English’s resignation ‘purely personal’
National leader Bill English says his decision to leave Parliament is a “purely personal decision”, tearing up as he mentioned the impact of his long political career on his family.
After weeks of speculation over English’s future, he announced on Tuesday morning he would resign as an MP effective February 27.
Flanked by National MPs, English told media the decision had come after careful consideration and discussions with his family over the summer.
His resignation had been a “purely personal decision” and not the result of any rumblings within the party’s caucus.
“Clearly I wouldn't be standing down if we were in government, if I was Prime Minister, but I’m satisfied I would have the support of my caucus through to 2020 if they could see I was determined to do that.”
English said he had no plans to nominate a successor, unlike his predecessor Sir John Key, but hoped the selection process would be conducted as well as it had been when he took over.
“I just have a vote like everyone else in the process and I suspect I might enjoy them coming to ask me for it.”
While the MPs standing behind English - almost all senior MPs or former ministers - hinted at a generational gap, he did not believe there needed to be a widespread changing of the guard.
“The caucus needs a balance of people who have fresh ideas and energy, but also people who know the big picture and see the longer term ... I think the caucus has a very good balance of that type of experience.”
English said he had many highlights from his time in politics, including steering New Zealand through the global financial crisis, leading health reforms in Jim Bolger’s National government, and serving as opposition education spokesman.
“I’ve been fortunate to be able to come to work every day with a sense of mission, but also work with a team of people who shared that sense of mission.”
“For all our time together as a family we have lived with ... we have lived with the demands of public service. Your strength and tolerance has enabled my career, I now look forward to a new life together.”
Thanking his family for their support during his 27-year career, English teared up and had a catch in his voice as he spoke about what they had gone through.
“For all our time together as a family we have lived with...we have lived with the demands of public service. Your strength and tolerance has enabled my career, I now look forward to a new life together.”
He said the time he spent with his family over summer had helped him make his decision.
“I spent quite a ton of time, for the first time in a long time actually, with no real political concerns, no need to get ready for the next Cabinet and time together with the family and that’s what I mean about it being a personal decision.
“This is more about myself and my family having spent most of my adult life, all of their lives with the demands of politics and I want the opportunity to be able to start again on a different life and for our family to be able to live without politics.”
He revealed that as part of keeping a balance between work and family life, he had not eaten at parliamentary restaurant Bellamy’s since 1996 - instead going home for dinner.
English’s deputy leader Paula Bennett - whose own position may be under threat - told media he had led National “incredibly well”.
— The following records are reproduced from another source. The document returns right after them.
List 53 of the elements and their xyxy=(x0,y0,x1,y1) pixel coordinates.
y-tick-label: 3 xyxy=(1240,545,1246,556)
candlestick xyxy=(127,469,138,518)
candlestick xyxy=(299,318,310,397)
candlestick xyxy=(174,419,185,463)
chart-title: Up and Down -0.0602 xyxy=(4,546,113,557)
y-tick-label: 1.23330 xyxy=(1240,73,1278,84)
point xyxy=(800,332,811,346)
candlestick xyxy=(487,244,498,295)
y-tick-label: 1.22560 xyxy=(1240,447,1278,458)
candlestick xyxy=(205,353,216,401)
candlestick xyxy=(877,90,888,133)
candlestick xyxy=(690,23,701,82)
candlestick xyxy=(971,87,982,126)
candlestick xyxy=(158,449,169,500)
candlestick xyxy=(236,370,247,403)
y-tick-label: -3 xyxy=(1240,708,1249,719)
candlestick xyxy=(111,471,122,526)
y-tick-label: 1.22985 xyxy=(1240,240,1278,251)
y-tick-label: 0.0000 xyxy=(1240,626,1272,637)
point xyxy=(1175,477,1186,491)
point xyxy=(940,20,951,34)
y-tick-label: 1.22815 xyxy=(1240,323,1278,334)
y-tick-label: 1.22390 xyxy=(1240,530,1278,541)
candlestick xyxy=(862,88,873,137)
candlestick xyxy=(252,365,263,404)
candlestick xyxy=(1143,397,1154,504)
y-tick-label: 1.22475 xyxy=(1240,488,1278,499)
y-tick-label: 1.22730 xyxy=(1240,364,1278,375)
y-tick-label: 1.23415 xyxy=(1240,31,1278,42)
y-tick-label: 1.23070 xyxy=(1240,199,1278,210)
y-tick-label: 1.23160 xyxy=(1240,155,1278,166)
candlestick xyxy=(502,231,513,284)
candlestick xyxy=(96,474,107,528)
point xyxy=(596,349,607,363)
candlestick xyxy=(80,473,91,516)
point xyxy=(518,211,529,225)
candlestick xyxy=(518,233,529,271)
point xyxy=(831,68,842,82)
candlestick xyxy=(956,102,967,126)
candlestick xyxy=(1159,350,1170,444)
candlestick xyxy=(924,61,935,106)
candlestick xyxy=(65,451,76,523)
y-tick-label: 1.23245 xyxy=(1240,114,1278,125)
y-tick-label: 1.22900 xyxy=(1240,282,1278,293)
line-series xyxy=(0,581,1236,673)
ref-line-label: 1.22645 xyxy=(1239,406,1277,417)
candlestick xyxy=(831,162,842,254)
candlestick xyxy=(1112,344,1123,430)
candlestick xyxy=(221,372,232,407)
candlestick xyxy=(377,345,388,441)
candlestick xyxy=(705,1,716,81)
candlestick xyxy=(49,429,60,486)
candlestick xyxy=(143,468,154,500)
"We're going to miss him a lot. I don't think New Zealand will ever appreciate the depth of his thinking."
English said he was confident the party would have a successor in place by the time he stood down on February 27, ahead of his valedictory speech on March 1.
Prime Minister Jacinda Ardern paid tribute to English in a statement, saying he had "worked tirelessly as Prime Minister, Deputy Prime Minister, Finance Minister, and Opposition Leader among his many public roles".
"Very few serve for so long at such a high level, but garner the respect of many."
Climate Change Minister and Green Party leader James Shaw praised English for his commitment and perseverance over his long career.
“Anybody who’s involved in politics is aware of the great personal sacrifice that is required to do this job, for both the politician and their loved ones."
Federated Farmers president Katie Milne described English as "a straight-up farm boy from Dipton" who many Kiwis could relate to.
"He demonstrated he wasn’t just an astute manager of the nation’s finances, but through his approach to social investment revealed he was a caring leader who really wanted to make a difference for the less well-off," Milne said.
However, New Zealand First leader Winston Peters was less charitable, saying simply that politics was "a rough game".
"I don't think he wants to know about sympathy or otherwise. He's a big, grown, aged man, so to speak, and he's always known how rough this game is because he's been part of it, and [been] in fact inside coups, and sooner or later it will come to haunt you...
"He's the person that stabilised things under a very flighty leader called John Key, he did the hard yards, so to speak, but in the end, if you look at the concretisation of wealth in so fewer hands in that period of time, this cannot be regarded as a period of success economically."
When rumours of a leadership change first started circulating in late January, English dismissed the talk as “a bit of gossip” and said he was confident he still held the support of many within the party.
"I’ve been involved in this caucus for a while and leader since late  and I have to say I’ve enjoyed more support in the caucus and the party membership and our supporters than ever…
"We can talk about the leadership any time we like, but in the end it’s about numbers and we’ve got some pretty good numbers - 44 percent of the public voted for us in the election, we’ve got 56 seats in Parliament, we remain larger than Labour and New Zealand First put together and we have every intention of maintaining those numbers."
The party put on a unified front at a two-day caucus retreat in Tauranga last week, but English had already decided it was the right time to move on.